I.e., in the same way as the NLTK book does with the Brown corpus and other English corpora, e.g., in chapters two, five or six.

There is a test script (sb_postagger_test.py) which you can run from the command line – it will train and evaluate several part of speech taggers on Talbanken.

Notes, disclaimers

Python version

The module is designed for Python version ≥3.4, and NLTK version ≥3. I have only tested it in Python 3.7.4, and NLTK 3.4.5.

Språkbanken corpus format

The SBCorpusReader is very tailor-made for Språkbanken's export format, which is an xml format but where two xml tags are never on the same line. There might be some corpora that are exported in another format, and therefore cannot be read by SBCorpusReader.

Large corpora

Språkbanken has lots of large corpora, and this wrapper should work regardless of corpus size... if your computer can handle it. NLTK's corpus reader is lazy and only reads parts of the corpus into memory at the time, which makes it possible to work with really large texts.
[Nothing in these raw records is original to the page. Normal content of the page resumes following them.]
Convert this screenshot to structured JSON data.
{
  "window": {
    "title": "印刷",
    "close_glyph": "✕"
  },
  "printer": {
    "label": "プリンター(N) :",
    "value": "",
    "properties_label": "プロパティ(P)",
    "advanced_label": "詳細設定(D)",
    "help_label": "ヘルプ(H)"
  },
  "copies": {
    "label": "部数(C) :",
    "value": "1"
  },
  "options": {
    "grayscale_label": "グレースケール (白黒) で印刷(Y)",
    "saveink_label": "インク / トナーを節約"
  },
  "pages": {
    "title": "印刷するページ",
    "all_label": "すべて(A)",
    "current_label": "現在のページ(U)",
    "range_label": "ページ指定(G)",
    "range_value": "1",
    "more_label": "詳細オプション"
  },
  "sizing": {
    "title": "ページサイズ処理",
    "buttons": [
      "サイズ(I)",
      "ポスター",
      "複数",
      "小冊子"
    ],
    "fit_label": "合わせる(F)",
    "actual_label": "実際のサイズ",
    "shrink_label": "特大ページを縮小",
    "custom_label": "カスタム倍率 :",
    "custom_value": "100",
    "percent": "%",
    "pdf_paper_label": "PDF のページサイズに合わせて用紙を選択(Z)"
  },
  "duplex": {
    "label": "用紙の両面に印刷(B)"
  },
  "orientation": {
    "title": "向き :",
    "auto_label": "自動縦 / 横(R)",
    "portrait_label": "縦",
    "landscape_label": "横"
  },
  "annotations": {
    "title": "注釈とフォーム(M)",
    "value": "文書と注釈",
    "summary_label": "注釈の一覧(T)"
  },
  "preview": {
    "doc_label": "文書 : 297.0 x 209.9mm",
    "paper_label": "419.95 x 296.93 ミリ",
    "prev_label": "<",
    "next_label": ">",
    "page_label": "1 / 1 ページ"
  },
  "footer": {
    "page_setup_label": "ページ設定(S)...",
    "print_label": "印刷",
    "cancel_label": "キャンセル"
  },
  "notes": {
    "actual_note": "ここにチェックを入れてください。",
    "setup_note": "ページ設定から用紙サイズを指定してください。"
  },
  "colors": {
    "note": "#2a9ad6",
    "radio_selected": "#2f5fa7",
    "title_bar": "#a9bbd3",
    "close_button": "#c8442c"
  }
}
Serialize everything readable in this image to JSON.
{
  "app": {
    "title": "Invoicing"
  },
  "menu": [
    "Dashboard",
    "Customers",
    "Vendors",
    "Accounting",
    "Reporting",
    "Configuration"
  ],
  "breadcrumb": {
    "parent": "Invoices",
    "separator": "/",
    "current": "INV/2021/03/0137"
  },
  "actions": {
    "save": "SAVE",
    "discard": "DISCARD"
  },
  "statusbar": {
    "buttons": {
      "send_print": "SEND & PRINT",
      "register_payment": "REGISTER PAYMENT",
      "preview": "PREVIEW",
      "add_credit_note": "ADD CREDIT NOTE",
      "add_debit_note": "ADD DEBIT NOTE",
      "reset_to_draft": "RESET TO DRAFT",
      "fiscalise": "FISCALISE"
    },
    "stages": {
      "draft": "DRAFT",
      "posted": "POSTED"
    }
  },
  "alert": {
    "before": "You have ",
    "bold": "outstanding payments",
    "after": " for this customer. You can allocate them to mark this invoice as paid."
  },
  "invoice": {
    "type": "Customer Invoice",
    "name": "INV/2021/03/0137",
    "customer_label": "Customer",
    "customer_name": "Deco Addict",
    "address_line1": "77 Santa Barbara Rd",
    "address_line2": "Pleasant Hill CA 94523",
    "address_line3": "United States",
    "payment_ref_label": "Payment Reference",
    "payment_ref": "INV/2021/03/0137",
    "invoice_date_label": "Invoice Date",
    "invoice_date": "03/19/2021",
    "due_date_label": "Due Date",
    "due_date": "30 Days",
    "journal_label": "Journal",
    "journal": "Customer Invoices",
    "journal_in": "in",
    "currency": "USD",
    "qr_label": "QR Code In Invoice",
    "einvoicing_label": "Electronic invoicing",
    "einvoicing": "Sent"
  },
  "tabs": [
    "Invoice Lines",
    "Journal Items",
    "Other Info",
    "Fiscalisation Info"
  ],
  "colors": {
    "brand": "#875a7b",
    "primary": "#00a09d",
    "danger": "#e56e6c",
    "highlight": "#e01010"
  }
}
But things can take very long time... to build a nltk.FreqDist() over the words in the Åtta sidor corpus (2.8 M words) took 1.5 minutes on my computer.

Future work

So far, the SBCorpusReader has only implemented the following methods of the nltk.CorpusReader interface:

.words() and .tagged_words()
.sents() and .tagged_sents()

More methods will come in the future, such as .tagged_texts() or .parsed_sents()